第三羽 幼い天使は彩りたい part1
まさかと後ろの巨大樹を見上げた二羽は少しの間沈黙していた。はっと意識が戻ったハニエは顔が急に青ざめ始めた。
「もしフォルンがこの樹に上ってたとしたらどうしよう...この平地から何の滑空も無しに飛んで行くのは難しすぎるし、地道に上ってたら間に合わなくなっちゃうよーー」
ハニエは頭を抱えながらその場を右往左往していた。すると、黙って樹の上を見上げていたウリルが口を開いた。
「...ハニエ、わしの手につかまっておれ」
「え?う、うん」
言われた通りにしわだらけの手をハニエが握ると、老天使はしおれていた両翼を勢いよく広げ、豪快に羽ばたきはじめた。すると、二羽はなんの滑空もなしにどんどんと上へと昇っていったのであった。
◇◇◇
頂上には案の定、フォルンが広がった葉の上に座っていた。目の前に飛び出してきた二羽を見て、フォルンは驚くどころかあっけにとられていた。
「フォルン発見ーーー!」
ウリルにつかまったままハニエが大声で叫ぶ。
二羽は葉の上に舞い降りると、そのままゆっくりとフォルンのもとへ歩み寄っていった。鬼の形相で。
「こんなところで何をやっておったんじゃ?」
「フォルンのこと、すっっっっごい探したんだよ~」
最初は二羽の気迫に圧されて後ずさりしているだけのフォルンだったが、次第に弁解するように、泣きながらしゃべり始めた。
「だだだだって、、ここを離れるのが嫌だったんだよーー!」
今度は二羽があっけにとられた表情をした。フォルンはそのまま嘆き続ける。
「向こうに行ったら少なくとも四十年はここに帰ってこれないし、ハニエとウリル以外の天使としゃべったことなんてないんだもん...」
この少年天使の泣き言を聞いた二羽のとったリアクション。それはあきれ返ることではなく、彼のそばに歩み寄り、ただ優しく肩を抱きしめることだった。

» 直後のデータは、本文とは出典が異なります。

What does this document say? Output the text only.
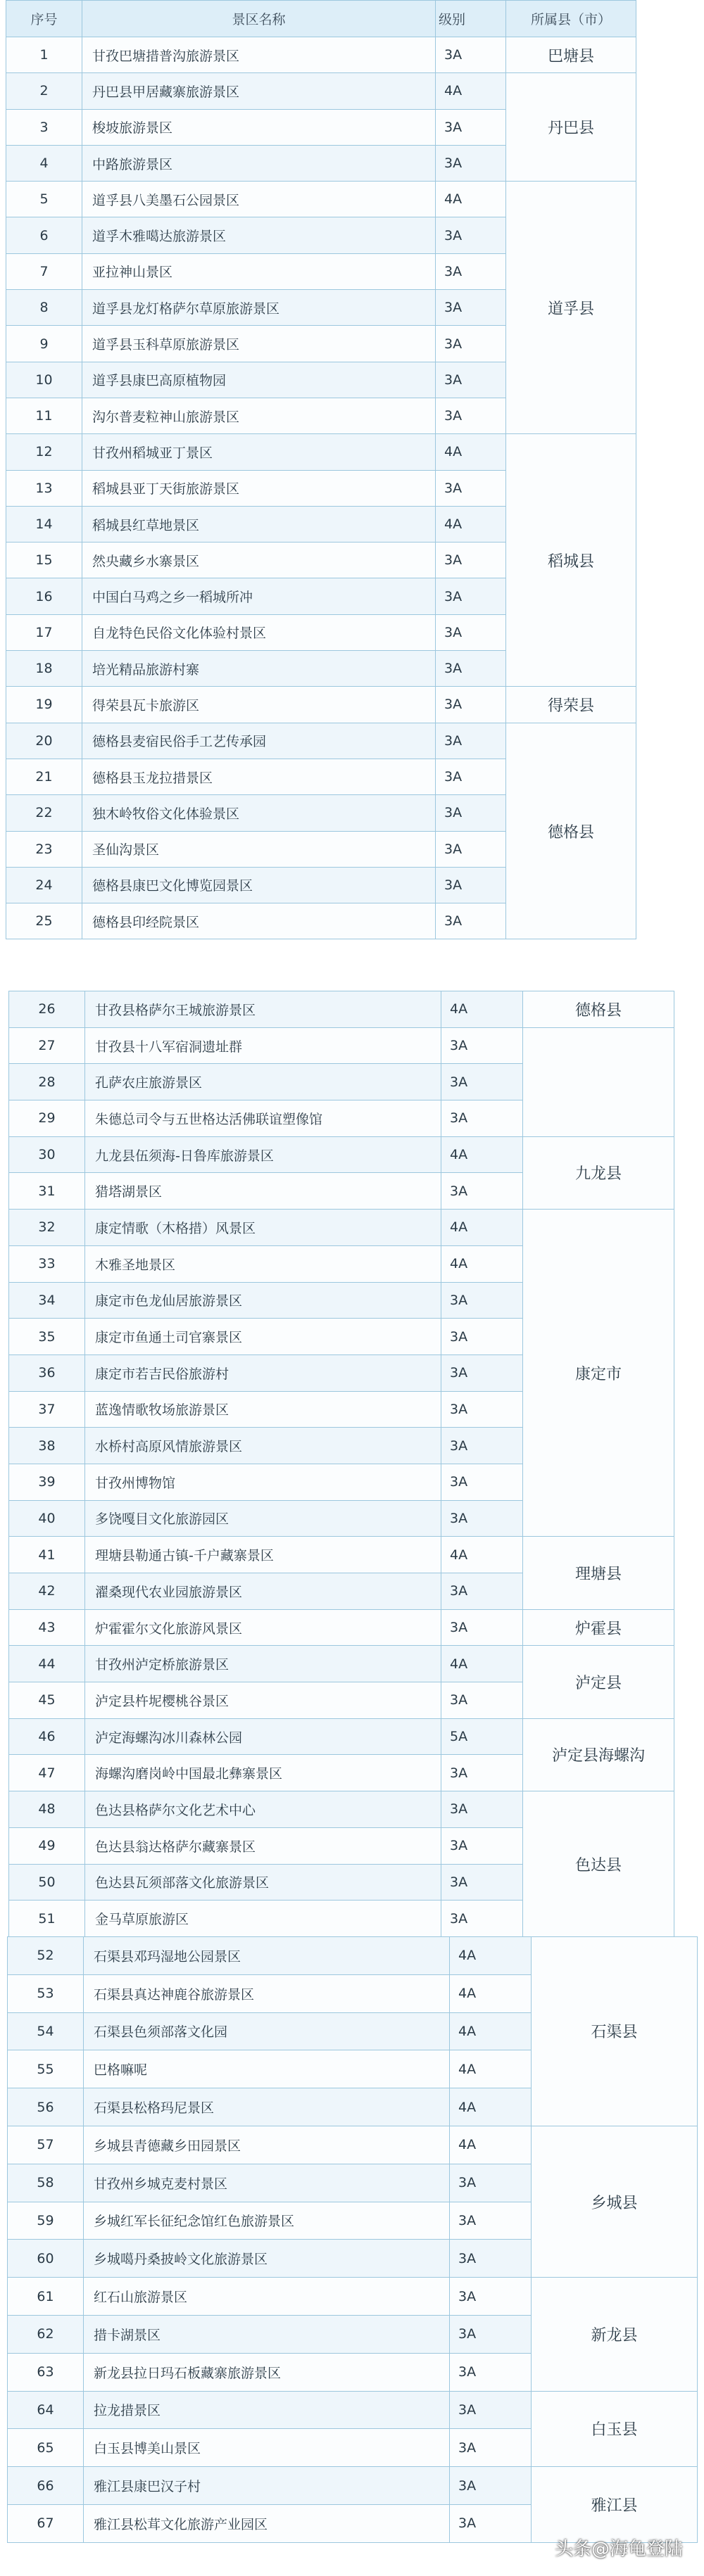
序号	景区名称	级别	所属县（市）
1	甘孜巴塘措普沟旅游景区	3A	巴塘县
2	丹巴县甲居藏寨旅游景区	4A	丹巴县
3	梭坡旅游景区	3A	
4	中路旅游景区	3A	
5	道孚县八美墨石公园景区	4A	道孚县
6	道孚木雅噶达旅游景区	3A	
7	亚拉神山景区	3A	
8	道孚县龙灯格萨尔草原旅游景区	3A	
9	道孚县玉科草原旅游景区	3A	
10	道孚县康巴高原植物园	3A	
11	沟尔普麦粒神山旅游景区	3A	
12	甘孜州稻城亚丁景区	4A	稻城县
13	稻城县亚丁天街旅游景区	3A	
14	稻城县红草地景区	4A	
15	然央藏乡水寨景区	3A	
16	中国白马鸡之乡一稻城所冲	3A	
17	自龙特色民俗文化体验村景区	3A	
18	培光精品旅游村寨	3A	
19	得荣县瓦卡旅游区	3A	得荣县
20	德格县麦宿民俗手工艺传承园	3A	德格县
21	德格县玉龙拉措景区	3A	
22	独木岭牧俗文化体验景区	3A	
23	圣仙沟景区	3A	
24	德格县康巴文化博览园景区	3A	
25	德格县印经院景区	3A	
26	甘孜县格萨尔王城旅游景区	4A	德格县	
27	甘孜县十八军宿洞遗址群	3A		
28	孔萨农庄旅游景区	3A		
29	朱德总司令与五世格达活佛联谊塑像馆	3A		
30	九龙县伍须海-日鲁库旅游景区	4A	九龙县	
31	猎塔湖景区	3A		
32	康定情歌（木格措）风景区	4A	康定市	
33	木雅圣地景区	4A		
34	康定市色龙仙居旅游景区	3A		
35	康定市鱼通土司官寨景区	3A		
36	康定市若吉民俗旅游村	3A		
37	蓝逸情歌牧场旅游景区	3A		
38	水桥村高原风情旅游景区	3A		
39	甘孜州博物馆	3A		
40	多饶嘎目文化旅游园区	3A		
41	理塘县勒通古镇-千户藏寨景区	4A	理塘县	
42	濯桑现代农业园旅游景区	3A		
43	炉霍霍尔文化旅游风景区	3A	炉霍县	
44	甘孜州泸定桥旅游景区	4A	泸定县	
45	泸定县杵坭樱桃谷景区	3A		
46	泸定海螺沟冰川森林公园	5A	泸定县海螺沟	
47	海螺沟磨岗岭中国最北彝寨景区	3A		
48	色达县格萨尔文化艺术中心	3A	色达县	
49	色达县翁达格萨尔藏寨景区	3A		
50	色达县瓦须部落文化旅游景区	3A		
51	金马草原旅游区	3A		
52	石渠县邓玛湿地公园景区	4A	石渠县
53	石渠县真达神鹿谷旅游景区	4A	
54	石渠县色须部落文化园	4A	
55	巴格嘛呢	4A	
56	石渠县松格玛尼景区	4A	
57	乡城县青德藏乡田园景区	4A	乡城县
58	甘孜州乡城克麦村景区	3A	
59	乡城红军长征纪念馆红色旅游景区	3A	
60	乡城噶丹桑披岭文化旅游景区	3A	
61	红石山旅游景区	3A	新龙县
62	措卡湖景区	3A	
63	新龙县拉日玛石板藏寨旅游景区	3A	
64	拉龙措景区	3A	白玉县
65	白玉县博美山景区	3A	
66	雅江县康巴汉子村	3A	雅江县
67	雅江县松茸文化旅游产业园区	3A	
头条@海龟登陆
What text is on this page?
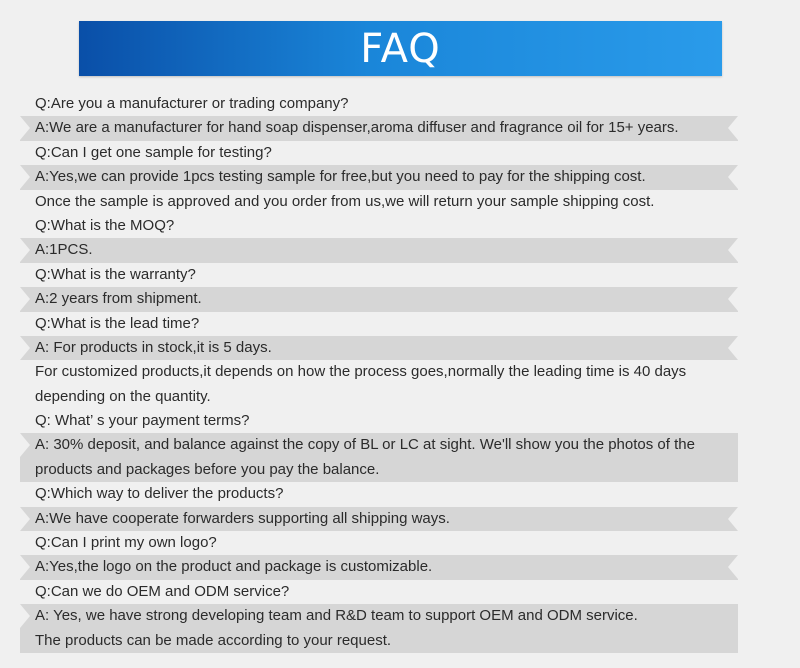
FAQ
Q:Are you a manufacturer or trading company?
A:We are a manufacturer for hand soap dispenser,aroma diffuser and fragrance oil for 15+ years.
Q:Can I get one sample for testing?
A:Yes,we can provide 1pcs testing sample for free,but you need to pay for the shipping cost.
Once the sample is approved and you order from us,we will return your sample shipping cost.
Q:What is the MOQ?
A:1PCS.
Q:What is the warranty?
A:2 years from shipment.
Q:What is the lead time?
A: For products in stock,it is 5 days.
For customized products,it depends on how the process goes,normally the leading time is 40 days
depending on the quantity.
Q: What’ s your payment terms?
A: 30% deposit, and balance against the copy of BL or LC at sight. We'll show you the photos of the
products and packages before you pay the balance.
Q:Which way to deliver the products?
A:We have cooperate forwarders supporting all shipping ways.
Q:Can I print my own logo?
A:Yes,the logo on the product and package is customizable.
Q:Can we do OEM and ODM service?
A: Yes, we have strong developing team and R&D team to support OEM and ODM service.
The products can be made according to your request.
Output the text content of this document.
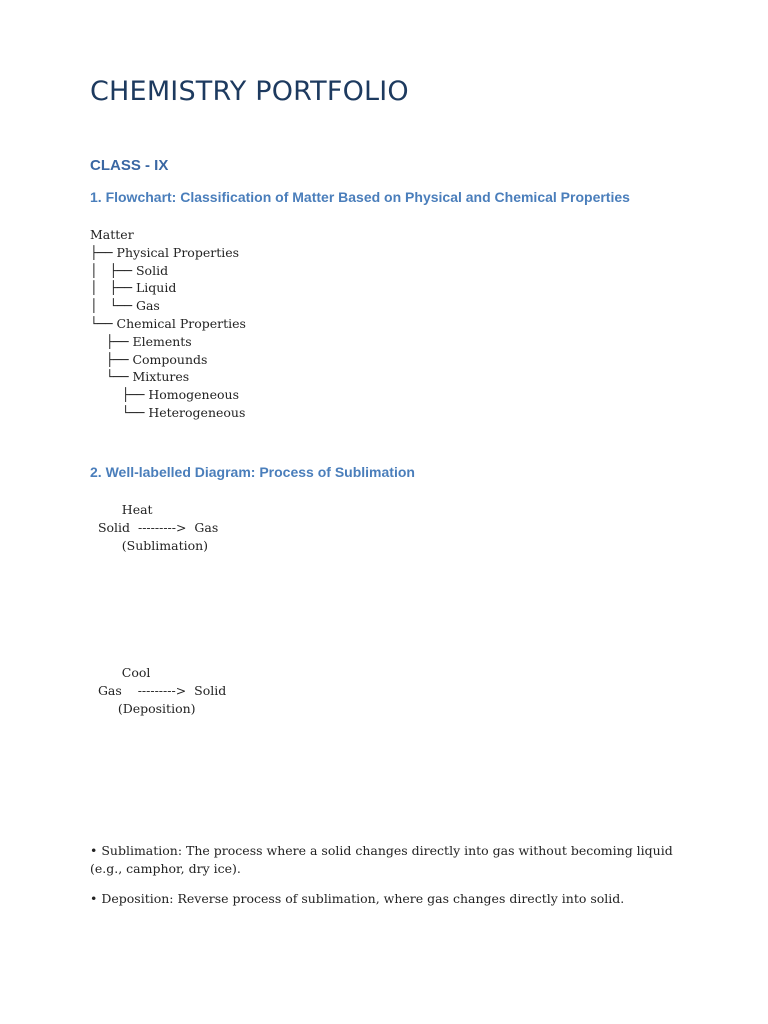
CHEMISTRY PORTFOLIO
CLASS - IX
1. Flowchart: Classification of Matter Based on Physical and Chemical Properties
Matter
├── Physical Properties
│   ├── Solid
│   ├── Liquid
│   └── Gas
└── Chemical Properties
├── Elements
├── Compounds
└── Mixtures
├── Homogeneous
└── Heterogeneous
2. Well-labelled Diagram: Process of Sublimation
Heat
Solid  --------->  Gas
(Sublimation)
Cool
Gas    --------->  Solid
(Deposition)

• Sublimation: The process where a solid changes directly into gas without becoming liquid (e.g., camphor, dry ice).

• Deposition: Reverse process of sublimation, where gas changes directly into solid.
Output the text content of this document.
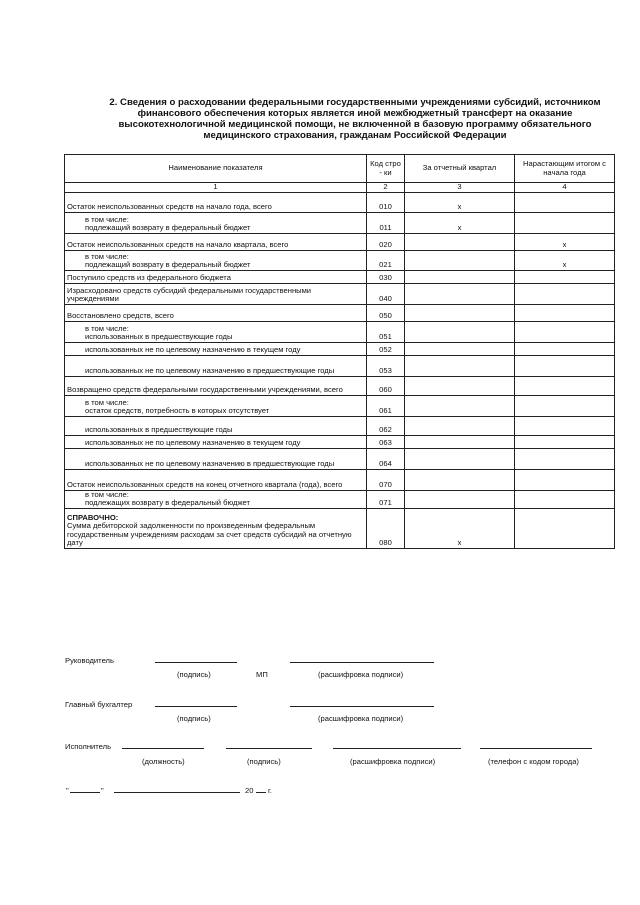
2. Сведения о расходовании федеральными государственными учреждениями субсидий, источником финансового обеспечения которых является иной межбюджетный трансферт на оказание высокотехнологичной медицинской помощи, не включенной в базовую программу обязательного медицинского страхования, гражданам Российской Федерации
Наименование показателя	Код стро - ки	За отчетный квартал	Нарастающим итогом с начала года
1	2	3	4
Остаток неиспользованных средств на начало года, всего	010	x	
в том числе:
подлежащий возврату в федеральный бюджет	011	x	
Остаток неиспользованных средств на начало квартала, всего	020		x
в том числе:
подлежащий возврату в федеральный бюджет	021		x
Поступило средств из федерального бюджета	030		
Израсходовано средств субсидий федеральными государственными учреждениями	040		
Восстановлено средств, всего	050		
в том числе:
использованных в предшествующие годы	051		
использованных не по целевому назначению в текущем году	052		
использованных не по целевому назначению в предшествующие годы	053		
Возвращено средств федеральными государственными учреждениями, всего	060		
в том числе:
остаток средств, потребность в которых отсутствует	061		
использованных в предшествующие годы	062		
использованных не по целевому назначению в текущем году	063		
использованных не по целевому назначению в предшествующие годы	064		
Остаток неиспользованных средств на конец отчетного квартала (года), всего	070		
в том числе:
подлежащих возврату в федеральный бюджет	071		

СПРАВОЧНО:
Сумма дебиторской задолженности по произведенным федеральным государственным учреждениям расходам за счет средств субсидий на отчетную дату	080	x	
Руководитель
(подпись)	МП	(расшифровка подписи)
Главный бухгалтер
(подпись)	(расшифровка подписи)
Исполнитель
(должность)	(подпись)	(расшифровка подписи)	(телефон с кодом города)
"	"	20 г.
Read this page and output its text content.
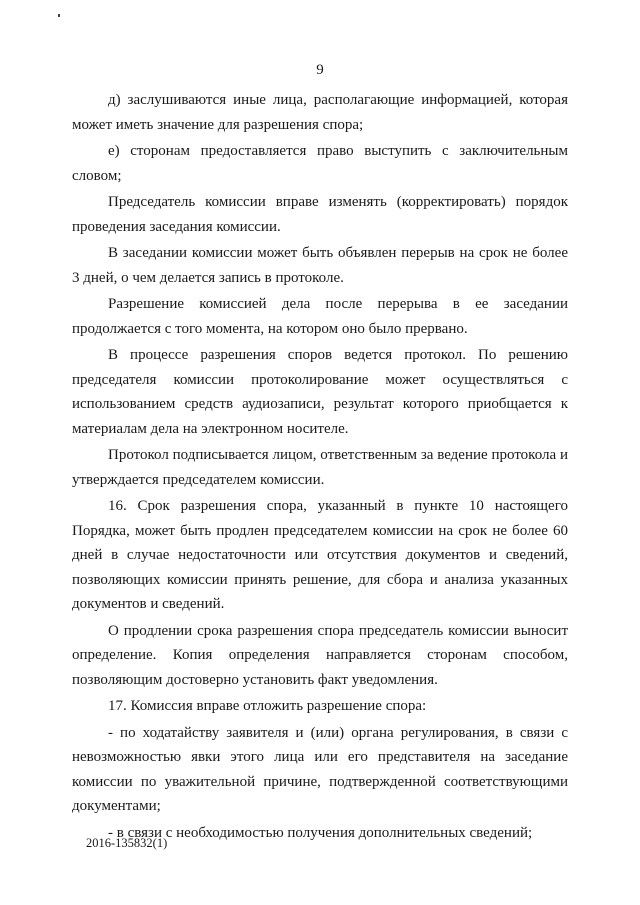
9

д) заслушиваются иные лица, располагающие информацией, которая может иметь значение для разрешения спора;

е) сторонам предоставляется право выступить с заключительным словом;

Председатель комиссии вправе изменять (корректировать) порядок проведения заседания комиссии.

В заседании комиссии может быть объявлен перерыв на срок не более 3 дней, о чем делается запись в протоколе.

Разрешение комиссией дела после перерыва в ее заседании продолжается с того момента, на котором оно было прервано.

В процессе разрешения споров ведется протокол. По решению председателя комиссии протоколирование может осуществляться с использованием средств аудиозаписи, результат которого приобщается к материалам дела на электронном носителе.

Протокол подписывается лицом, ответственным за ведение протокола и утверждается председателем комиссии.

16. Срок разрешения спора, указанный в пункте 10 настоящего Порядка, может быть продлен председателем комиссии на срок не более 60 дней в случае недостаточности или отсутствия документов и сведений, позволяющих комиссии принять решение, для сбора и анализа указанных документов и сведений.

О продлении срока разрешения спора председатель комиссии выносит определение. Копия определения направляется сторонам способом, позволяющим достоверно установить факт уведомления.

17. Комиссия вправе отложить разрешение спора:

- по ходатайству заявителя и (или) органа регулирования, в связи с невозможностью явки этого лица или его представителя на заседание комиссии по уважительной причине, подтвержденной соответствующими документами;

- в связи с необходимостью получения дополнительных сведений;

2016-135832(1)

「大丈夫だよ。ウリルとは離れ離れになっちゃうけど、私はずっとフォルンと一緒にいるんだから」
女神のような優しい声でハニエが語り掛ける。
「そうじゃ。何もたった四十年じゃあないか。今までお前が生きてきた240年と比べれば、そんなのすぐに終わる」
顔のしわをさらに増やしながらウリルも笑いかける。
そんな調子で慰めの言葉でいたわり続け、フォルンのかんしゃくが収まったのは
◇◇◇
40分後だった。
「ウリル、ハニエ、ありがとう。やっぱりぼく、頑張ってみる!じゃあハニエ、早く行こっか!!」
立ち上がって今までにないくらい元気な声でしゃべるフォルンと、座りっぱなしでそこから動けない二羽の様子との構図は実に対照的だった。
「ちょ、ちょっとだけ休ませて....」
「こ、腰が、、、壊れとる、、」
「えーー、早く行かないと遅れちゃうよー。僕たちの弱い翼じゃ町まで速く飛んでけないよ」
フォルンが垂れる。
「大丈夫じゃ、、今回はわしが向こうまで送ってやる。だからもう少し待っとくれ...」
「そうそう、知らなかったけどウリルって飛ぶのすごい上手かったんだよ。助走なしで真上にひとっ飛びだったんだから。だから安心して、もうちょっとゆっくりさせて...」
するとフォルンが驚いた顔をする。